This clip is from early this morning, hours before House Dems voted to formalize the impeachment inquiry, so there was confusion initially about which vote she meant. One WaPo columnist thought Conway meant that Pelosi didn’t have the votes for the inquiry, i.e. that today’s vote would fail and that the impeachment effort would suddenly collapse in a heap on the House floor.
Which would be nuts. Conway can’t possibly have believed Pelosi would let herself be taken by surprise that way, or that viewers might be so gullible as to believe it. I realize that the Fox audience must be carefully sheltered from bad news for the president to the maximum extent possible but that bad news was destined to come this morning no matter what. No sense in Conway giving them false hope.
I think what she means is that the final impeachment vote to come next month or in December is the one where Pelosi doesn’t have 218. That’s not as nutty but still pretty nutty: Centrist Dems would have more to fear from their base at this point if they short-circuited impeachment after all the testimony about a quid pro quo than they would from swing voters if they followed through on it.

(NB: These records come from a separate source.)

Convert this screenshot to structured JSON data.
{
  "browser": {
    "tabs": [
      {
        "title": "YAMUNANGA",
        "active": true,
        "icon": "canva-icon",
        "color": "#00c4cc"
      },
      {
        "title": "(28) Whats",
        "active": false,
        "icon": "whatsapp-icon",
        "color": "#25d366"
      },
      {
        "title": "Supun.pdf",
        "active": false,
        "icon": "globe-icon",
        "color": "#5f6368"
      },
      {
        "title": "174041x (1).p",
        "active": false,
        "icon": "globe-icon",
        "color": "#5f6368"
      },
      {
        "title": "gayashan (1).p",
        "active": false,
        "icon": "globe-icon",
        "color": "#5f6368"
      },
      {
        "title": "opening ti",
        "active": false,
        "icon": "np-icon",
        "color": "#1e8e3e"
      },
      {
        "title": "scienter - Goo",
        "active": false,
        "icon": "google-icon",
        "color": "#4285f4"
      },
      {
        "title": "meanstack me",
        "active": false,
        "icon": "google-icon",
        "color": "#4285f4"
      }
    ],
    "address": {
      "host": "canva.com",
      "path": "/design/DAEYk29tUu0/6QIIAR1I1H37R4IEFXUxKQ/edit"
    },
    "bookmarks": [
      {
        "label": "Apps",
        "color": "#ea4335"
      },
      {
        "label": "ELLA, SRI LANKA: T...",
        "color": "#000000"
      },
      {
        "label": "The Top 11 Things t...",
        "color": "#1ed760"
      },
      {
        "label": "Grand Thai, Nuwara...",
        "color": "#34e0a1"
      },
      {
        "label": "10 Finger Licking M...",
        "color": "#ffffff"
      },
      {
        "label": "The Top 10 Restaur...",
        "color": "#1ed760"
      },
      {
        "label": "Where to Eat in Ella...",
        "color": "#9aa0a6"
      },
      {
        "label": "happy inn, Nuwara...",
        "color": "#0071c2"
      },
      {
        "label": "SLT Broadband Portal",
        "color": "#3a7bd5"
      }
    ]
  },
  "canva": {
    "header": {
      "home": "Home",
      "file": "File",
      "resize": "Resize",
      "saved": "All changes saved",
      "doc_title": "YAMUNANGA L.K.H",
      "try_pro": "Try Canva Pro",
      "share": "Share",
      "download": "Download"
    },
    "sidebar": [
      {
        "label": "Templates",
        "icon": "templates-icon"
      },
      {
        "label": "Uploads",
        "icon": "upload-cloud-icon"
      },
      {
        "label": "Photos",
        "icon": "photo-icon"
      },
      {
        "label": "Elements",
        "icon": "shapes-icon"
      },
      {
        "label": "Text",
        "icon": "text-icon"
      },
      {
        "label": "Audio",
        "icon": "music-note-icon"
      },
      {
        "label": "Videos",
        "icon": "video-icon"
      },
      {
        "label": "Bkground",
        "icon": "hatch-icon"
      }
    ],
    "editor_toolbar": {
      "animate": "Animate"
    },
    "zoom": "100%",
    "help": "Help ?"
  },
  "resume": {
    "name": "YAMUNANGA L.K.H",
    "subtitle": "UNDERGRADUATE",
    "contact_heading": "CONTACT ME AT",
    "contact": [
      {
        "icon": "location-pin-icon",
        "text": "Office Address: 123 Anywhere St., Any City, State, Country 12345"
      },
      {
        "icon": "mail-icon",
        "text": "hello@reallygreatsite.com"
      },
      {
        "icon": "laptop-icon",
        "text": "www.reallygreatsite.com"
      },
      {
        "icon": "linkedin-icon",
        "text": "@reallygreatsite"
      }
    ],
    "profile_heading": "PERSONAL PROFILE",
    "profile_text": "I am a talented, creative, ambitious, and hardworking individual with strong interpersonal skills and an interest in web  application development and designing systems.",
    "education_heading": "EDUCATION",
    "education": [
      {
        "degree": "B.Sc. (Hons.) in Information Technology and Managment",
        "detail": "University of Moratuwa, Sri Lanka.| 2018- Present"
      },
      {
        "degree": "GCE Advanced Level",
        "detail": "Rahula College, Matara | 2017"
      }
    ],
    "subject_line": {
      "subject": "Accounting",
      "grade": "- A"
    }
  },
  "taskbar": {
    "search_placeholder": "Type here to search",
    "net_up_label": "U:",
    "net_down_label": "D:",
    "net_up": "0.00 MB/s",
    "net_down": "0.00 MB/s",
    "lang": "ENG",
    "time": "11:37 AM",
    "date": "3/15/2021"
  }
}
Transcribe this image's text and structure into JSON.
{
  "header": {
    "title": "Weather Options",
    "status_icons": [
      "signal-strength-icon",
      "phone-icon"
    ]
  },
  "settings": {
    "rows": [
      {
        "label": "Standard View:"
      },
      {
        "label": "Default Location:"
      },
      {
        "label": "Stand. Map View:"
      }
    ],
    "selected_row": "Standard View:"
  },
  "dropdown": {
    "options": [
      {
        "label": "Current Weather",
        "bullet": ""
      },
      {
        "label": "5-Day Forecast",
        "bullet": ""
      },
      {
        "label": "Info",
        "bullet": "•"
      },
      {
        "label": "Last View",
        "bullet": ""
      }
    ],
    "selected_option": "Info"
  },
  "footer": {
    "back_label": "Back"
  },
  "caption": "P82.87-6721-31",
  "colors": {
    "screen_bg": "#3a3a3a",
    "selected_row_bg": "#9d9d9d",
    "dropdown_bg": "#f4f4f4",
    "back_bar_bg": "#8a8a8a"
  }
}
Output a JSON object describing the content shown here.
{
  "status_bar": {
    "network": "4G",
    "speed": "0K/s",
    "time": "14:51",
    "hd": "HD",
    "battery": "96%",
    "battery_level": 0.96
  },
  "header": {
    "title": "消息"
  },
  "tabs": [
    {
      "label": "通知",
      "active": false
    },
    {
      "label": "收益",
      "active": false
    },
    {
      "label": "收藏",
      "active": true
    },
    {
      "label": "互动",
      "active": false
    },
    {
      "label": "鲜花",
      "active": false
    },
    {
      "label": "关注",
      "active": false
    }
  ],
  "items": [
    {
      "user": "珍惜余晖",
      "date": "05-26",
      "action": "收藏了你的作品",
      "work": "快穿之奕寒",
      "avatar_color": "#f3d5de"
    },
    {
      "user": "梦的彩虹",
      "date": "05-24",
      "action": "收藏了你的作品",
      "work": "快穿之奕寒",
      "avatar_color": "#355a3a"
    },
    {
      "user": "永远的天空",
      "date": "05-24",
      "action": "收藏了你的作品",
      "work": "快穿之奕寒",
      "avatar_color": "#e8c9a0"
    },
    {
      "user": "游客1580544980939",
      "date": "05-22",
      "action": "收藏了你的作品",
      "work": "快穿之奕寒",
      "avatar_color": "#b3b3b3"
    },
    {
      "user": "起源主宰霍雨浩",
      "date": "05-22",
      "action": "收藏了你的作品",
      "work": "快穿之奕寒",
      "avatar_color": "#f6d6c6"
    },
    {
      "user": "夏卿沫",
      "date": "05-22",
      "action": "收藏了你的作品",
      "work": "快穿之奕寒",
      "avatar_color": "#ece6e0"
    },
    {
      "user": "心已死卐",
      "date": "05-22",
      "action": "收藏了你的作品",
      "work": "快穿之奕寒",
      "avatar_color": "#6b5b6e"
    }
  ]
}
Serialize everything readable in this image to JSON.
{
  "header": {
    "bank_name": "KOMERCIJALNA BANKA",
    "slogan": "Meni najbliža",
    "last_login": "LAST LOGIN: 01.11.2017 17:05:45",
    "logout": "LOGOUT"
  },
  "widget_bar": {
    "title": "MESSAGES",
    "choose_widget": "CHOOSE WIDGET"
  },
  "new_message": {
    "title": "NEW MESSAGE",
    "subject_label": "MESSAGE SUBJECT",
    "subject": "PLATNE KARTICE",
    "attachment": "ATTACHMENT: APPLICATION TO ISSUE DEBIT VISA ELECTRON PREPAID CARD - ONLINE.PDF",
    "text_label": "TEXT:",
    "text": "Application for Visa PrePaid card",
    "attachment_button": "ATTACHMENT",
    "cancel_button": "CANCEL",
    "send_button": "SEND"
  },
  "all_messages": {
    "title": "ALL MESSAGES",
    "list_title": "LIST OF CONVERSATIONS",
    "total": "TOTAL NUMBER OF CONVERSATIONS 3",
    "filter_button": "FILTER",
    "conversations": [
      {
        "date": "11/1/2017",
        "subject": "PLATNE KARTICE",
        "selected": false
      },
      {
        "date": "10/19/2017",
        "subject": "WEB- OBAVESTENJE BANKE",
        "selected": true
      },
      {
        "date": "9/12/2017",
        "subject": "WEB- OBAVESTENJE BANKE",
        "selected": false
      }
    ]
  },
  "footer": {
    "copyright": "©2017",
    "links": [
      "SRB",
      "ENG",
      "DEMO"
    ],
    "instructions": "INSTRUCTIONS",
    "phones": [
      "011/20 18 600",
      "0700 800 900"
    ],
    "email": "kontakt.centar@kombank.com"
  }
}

Having taken the fateful step today of voting to formalize the impeachment inquiry, there’s simply no doubt that they’ll vote to impeach in the end.
But from Conway’s perspective, it can’t hurt to pre-spin that outcome, right? The polling on opening the impeachment inquiry is fairly solidly in Democrats’ favor (51/42 on average per FiveThirtyEight) but the polling on whether to go ahead and actually impeach Trump is much tighter at 47.5/43.6. And that’s nationally, not in the battleground states that Conway mentions in the clip. The NYT polled six swing states earlier this month and, as of mid-October, found voters opposed to impeachment and removal, 43/53. More from the Hill:
“We’ve known for a long time that everybody in California and New York want Trump to be impeached, they’ve wanted that since the day he came into office,” said one Trump campaign official who is not authorized to speak on the record. “But in these states where the election is really going to be fought, we’re seeing that voters oppose impeachment, and there’s an intensity to that opposition.”…
“It’s not a good thing that bare majorities oppose removing Trump from office in these key states,” said one GOP pollster who requested anonymity. “Removing the president from office should be a really big deal, almost unthinkable, and reserved for the biggest scandals or wrongdoing. So only eking out 51 percent or 52 percent opposition in these states isn’t good.”
“That said, these numbers definitely show that there’s lots of room for Democrats to handle this badly and hand Trump a second term,” the pollster continued.
Conway’s trying to raise public awareness that impeachment isn’t popular in battlegrounds by speculating (incorrectly) that Dems from those states might get cold feet. Ironically, though, I think the fact that the outcome in the Senate is assured makes it easier for House Democrats from swing states to support impeachment. No harm, no foul: If they impeach and Trump is acquitted, then the president retains his office and the country will move on to the next thing. Trump fans will be mad, of course, but Trump fans weren’t voting for House Democrats next fall anyway. And meanwhile progressives who’ve been carping all year that the House must impeach Trump will have finally gotten their cookie. Pelosi did what they wanted. Now they can take their wrath at Congress for failing to remove the president and use it against Senate Republicans.
Although today is nominally a “loss” for Trump in that House Dems ratified the ongoing impeachment inquiry I think this Atlantic piece is spot on in claiming that he lost the battle but will now obviously win the war. He got unanimous opposition from House Republicans to the resolution, after all, and if ever there was a step in the impeachment process where there was some doubt about GOP unanimity, today was it. Everyone expects them to vote unanimously against actual impeachment later on but centrist Republicans could have treated today as an opportunity to signal to centrists back home that they’re concerned about the allegations of a quid pro quo, they’re taking the charges seriously, and they agree that the matter should at least be *investigated*. Having banked a little cred that they’re “keeping an open mind” by voting in favor of opening the inquiry, they could then turn around next month and vote against impeachment, claiming that they’ve studied the evidence carefully and there’s just no “there” there. That is, there was at least some chance of a few Republican defections today. The fact that there were none means that this process could go party-line the entire way, even in the Senate. The House GOP’s solidarity shows that Trump will tolerate no disloyalty, even on a meaningless vote for sound strategic reasons.